An advice firm involved in the British Steel transfer debacle has been told to pay out after the Financial Ombudsman Service (Fos) found its advice was “insufficiently compelling” and the transfer should not have gone ahead.
The Fos concluded that advice firm Argent Wealth gave unsuitable advice as it was unlikely that the benefits available from the British Steel Pension Scheme (BSPS), or the Pension Protection Fund, could be outmatched by going ahead with a transfer.
Ombudsman Philip Miller ordered the firm to put the client as closely as possible into the position he would be in had it not been for the unsuitable advice, up to a maximum of £160,000.

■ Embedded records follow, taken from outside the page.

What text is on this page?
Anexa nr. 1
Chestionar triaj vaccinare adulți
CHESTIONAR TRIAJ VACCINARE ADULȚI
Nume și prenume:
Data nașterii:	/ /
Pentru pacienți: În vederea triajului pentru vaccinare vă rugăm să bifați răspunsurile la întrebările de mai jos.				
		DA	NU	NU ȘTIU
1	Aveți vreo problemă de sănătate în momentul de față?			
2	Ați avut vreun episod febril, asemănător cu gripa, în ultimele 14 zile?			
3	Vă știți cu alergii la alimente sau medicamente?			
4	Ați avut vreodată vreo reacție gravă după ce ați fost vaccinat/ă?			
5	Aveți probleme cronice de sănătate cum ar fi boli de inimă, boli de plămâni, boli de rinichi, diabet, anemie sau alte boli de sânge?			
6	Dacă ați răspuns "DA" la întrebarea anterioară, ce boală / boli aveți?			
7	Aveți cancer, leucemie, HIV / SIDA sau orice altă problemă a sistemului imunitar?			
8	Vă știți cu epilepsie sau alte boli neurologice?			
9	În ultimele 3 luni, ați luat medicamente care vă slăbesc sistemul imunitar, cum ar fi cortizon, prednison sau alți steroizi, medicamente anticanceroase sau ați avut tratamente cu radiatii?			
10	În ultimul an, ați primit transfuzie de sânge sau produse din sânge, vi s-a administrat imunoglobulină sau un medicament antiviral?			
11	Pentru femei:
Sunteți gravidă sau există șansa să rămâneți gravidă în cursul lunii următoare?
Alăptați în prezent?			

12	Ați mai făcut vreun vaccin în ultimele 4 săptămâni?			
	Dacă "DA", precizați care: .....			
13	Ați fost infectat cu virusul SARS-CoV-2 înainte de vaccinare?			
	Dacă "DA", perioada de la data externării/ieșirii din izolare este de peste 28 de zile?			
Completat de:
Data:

In July 2016, a steelworker who the Fos called Mr D sought advice from Argent Wealth regarding his options for his deferred pension benefits in the BSPS.
Mr D had a normal retirement age of 65, at which point Argent Wealth estimated that he could expect an annual income from the scheme of £24,592.

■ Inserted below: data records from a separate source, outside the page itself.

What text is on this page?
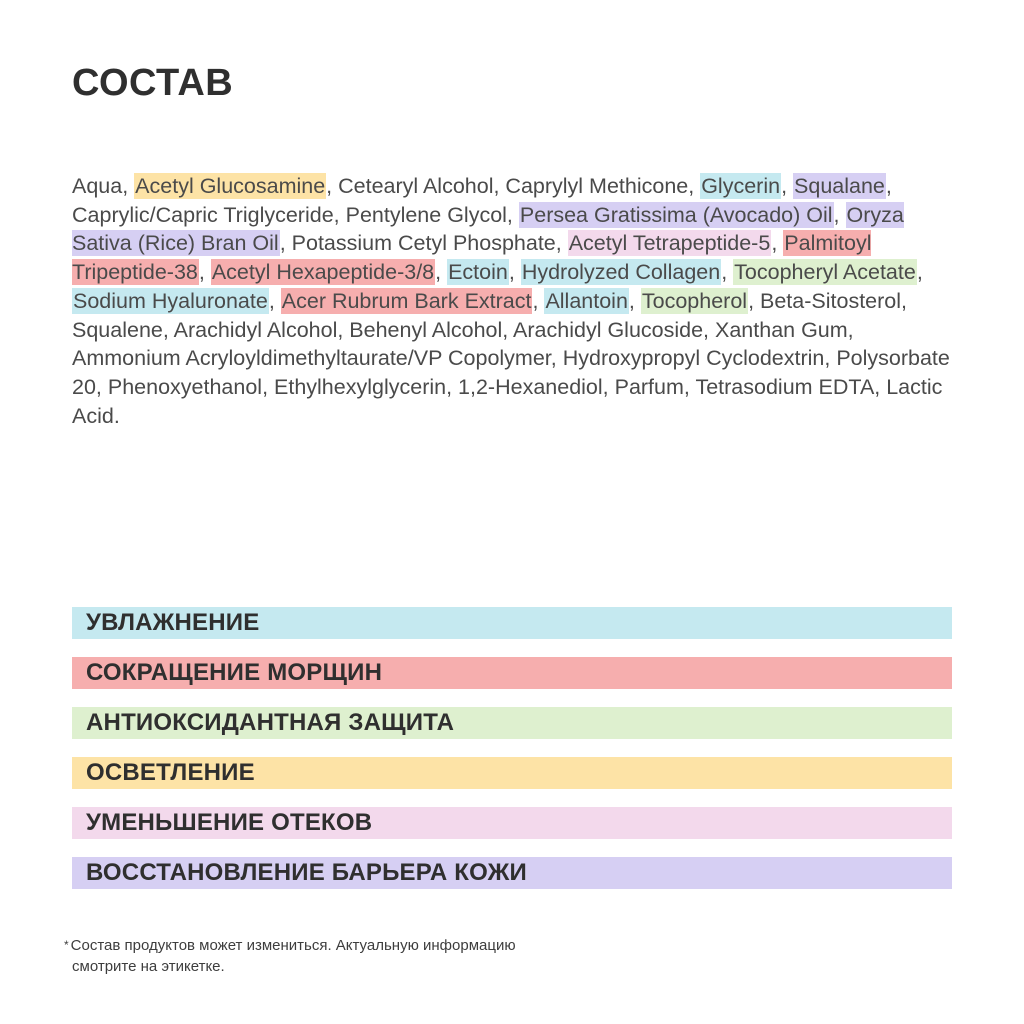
СОСТАВ

Aqua, Acetyl Glucosamine, Cetearyl Alcohol, Caprylyl Methicone, Glycerin, Squalane, Caprylic/Capric Triglyceride, Pentylene Glycol, Persea Gratissima (Avocado) Oil, Oryza Sativa (Rice) Bran Oil, Potassium Cetyl Phosphate, Acetyl Tetrapeptide-5, Palmitoyl Tripeptide-38, Acetyl Hexapeptide-3/8, Ectoin, Hydrolyzed Collagen, Tocopheryl Acetate, Sodium Hyaluronate, Acer Rubrum Bark Extract, Allantoin, Tocopherol, Beta-Sitosterol, Squalene, Arachidyl Alcohol, Behenyl Alcohol, Arachidyl Glucoside, Xanthan Gum, Ammonium Acryloyldimethyltaurate/VP Copolymer, Hydroxypropyl Cyclodextrin, Polysorbate 20, Phenoxyethanol, Ethylhexylglycerin, 1,2-Hexanediol, Parfum, Tetrasodium EDTA, Lactic Acid.

УВЛАЖНЕНИЕ
СОКРАЩЕНИЕ МОРЩИН
АНТИОКСИДАНТНАЯ ЗАЩИТА
ОСВЕТЛЕНИЕ
УМЕНЬШЕНИЕ ОТЕКОВ
ВОССТАНОВЛЕНИЕ БАРЬЕРА КОЖИ
* Состав продуктов может измениться. Актуальную информацию
смотрите на этикетке.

He received a cash equivalent transfer value (CETV) for his deferred benefits of £251,530 in July 2016.
Mr D had several priorities which included retiring early and repaying his mortgage with the maximum tax free cash, flexibility of accessing his funds through drawdown, and improved lump sum benefits for the benefit of his sister.
Argent Wealth said it had recommended to Mr D to transfer his BSPS benefits to a new wrapper so he could achieve these aims and because he was concerned about the financial future of the BSPS.

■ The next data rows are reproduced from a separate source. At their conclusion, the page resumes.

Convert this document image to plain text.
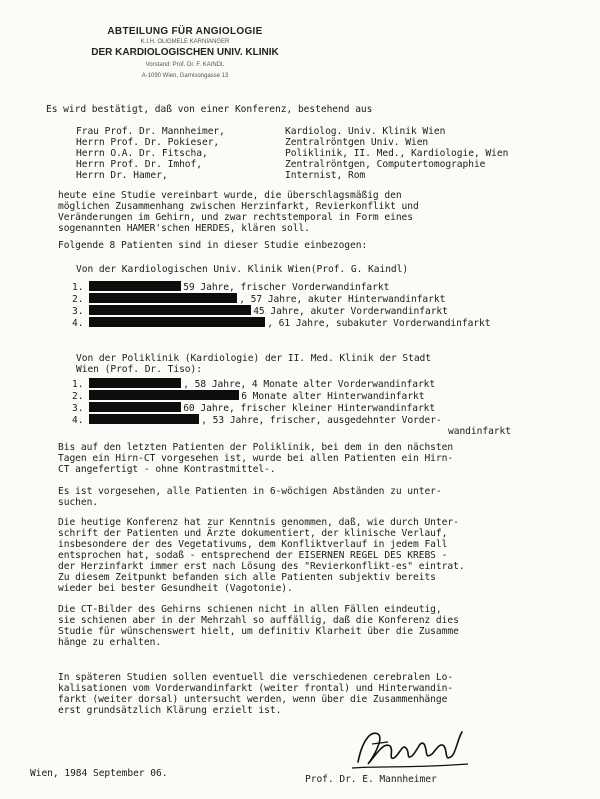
ABTEILUNG FÜR ANGIOLOGIE
K.I.H. OLIGMELE KARNIANGER
DER KARDIOLOGISCHEN UNIV. KLINIK
Vorstand: Prof. Dr. F. KAINDL
A-1090 Wien, Garnisongasse 13
Es wird bestätigt, daß von einer Konferenz, bestehend aus
Frau Prof. Dr. Mannheimer,	Kardiolog. Univ. Klinik Wien
Herrn Prof. Dr. Pokieser,	Zentralröntgen Univ. Wien
Herrn O.A. Dr. Fitscha,	Poliklinik, II. Med., Kardiologie, Wien
Herrn Prof. Dr. Imhof,	Zentralröntgen, Computertomographie
Herrn Dr. Hamer,	Internist, Rom
heute eine Studie vereinbart wurde, die überschlagsmäßig den
möglichen Zusammenhang zwischen Herzinfarkt, Revierkonflikt und
Veränderungen im Gehirn, und zwar rechtstemporal in Form eines
sogenannten HAMER'schen HERDES, klären soll.
Folgende 8 Patienten sind in dieser Studie einbezogen:
Von der Kardiologischen Univ. Klinik Wien(Prof. G. Kaindl)
1.	59 Jahre, frischer Vorderwandinfarkt
2.	, 57 Jahre, akuter Hinterwandinfarkt
3.	45 Jahre, akuter Vorderwandinfarkt
4.	, 61 Jahre, subakuter Vorderwandinfarkt
Von der Poliklinik (Kardiologie) der II. Med. Klinik der Stadt
Wien (Prof. Dr. Tiso):
1.	, 58 Jahre, 4 Monate alter Vorderwandinfarkt
2.	6 Monate alter Hinterwandinfarkt
3.	60 Jahre, frischer kleiner Hinterwandinfarkt
4.	, 53 Jahre, frischer, ausgedehnter Vorder-
wandinfarkt
Bis auf den letzten Patienten der Poliklinik, bei dem in den nächsten
Tagen ein Hirn-CT vorgesehen ist, wurde bei allen Patienten ein Hirn-
CT angefertigt - ohne Kontrastmittel-.
Es ist vorgesehen, alle Patienten in 6-wöchigen Abständen zu unter-
suchen.
Die heutige Konferenz hat zur Kenntnis genommen, daß, wie durch Unter-
schrift der Patienten und Ärzte dokumentiert, der klinische Verlauf,
insbesondere der des Vegetativums, dem Konfliktverlauf in jedem Fall
entsprochen hat, sodaß - entsprechend der EISERNEN REGEL DES KREBS -
der Herzinfarkt immer erst nach Lösung des "Revierkonflikt-es" eintrat.
Zu diesem Zeitpunkt befanden sich alle Patienten subjektiv bereits
wieder bei bester Gesundheit (Vagotonie).
Die CT-Bilder des Gehirns schienen nicht in allen Fällen eindeutig,
sie schienen aber in der Mehrzahl so auffällig, daß die Konferenz dies
Studie für wünschenswert hielt, um definitiv Klarheit über die Zusamme
hänge zu erhalten.
In späteren Studien sollen eventuell die verschiedenen cerebralen Lo-
kalisationen vom Vorderwandinfarkt (weiter frontal) und Hinterwandin-
farkt (weiter dorsal) untersucht werden, wenn über die Zusammenhänge
erst grundsätzlich Klärung erzielt ist.
Wien, 1984 September 06.
Prof. Dr. E. Mannheimer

Mr D accepted the recommendation and transferred his BSPS benefits but he later complained that the advice was unsuitable, and that it had failed to take into account the regulatory requirements in place when the advice was given.
The Fos found the possibility of an early retirement was a repeated theme throughout Mr D’s dealings with the adviser .
But, it was not specifically stated at what age Mr D was planning to retire, which the Fos said should have happened so that a proper comparison could have been made between the likely pension Mr D could have expected from the BSPS or the PPF.
In addition, Mr D was recorded as wanting to take the tax free cash for the purpose of repaying his mortgage and loans, but to defer income until a later date.
But there was no suggestion that he was experiencing difficulty in making repayments.
The Fos found that even with immediate retirement in 2016, he could have expected a lump sum of £51,453, with which he could have repaid the majority of his mortgage and loan debt, and had leftover income of £7,718 per year.
Miller said: “Therefore, given that Mr D’s income requirements are likely to have been met by early retirement within the scheme in 2018, if not before, I don’t think this was sufficient reason for him to transfer away from the BSPS.”
Regarding Mr D’s concerns about the funding of the scheme, a single line was recorded by Argent Wealth which said - “You are concerned that your British Steel scheme funding status is in deficit.”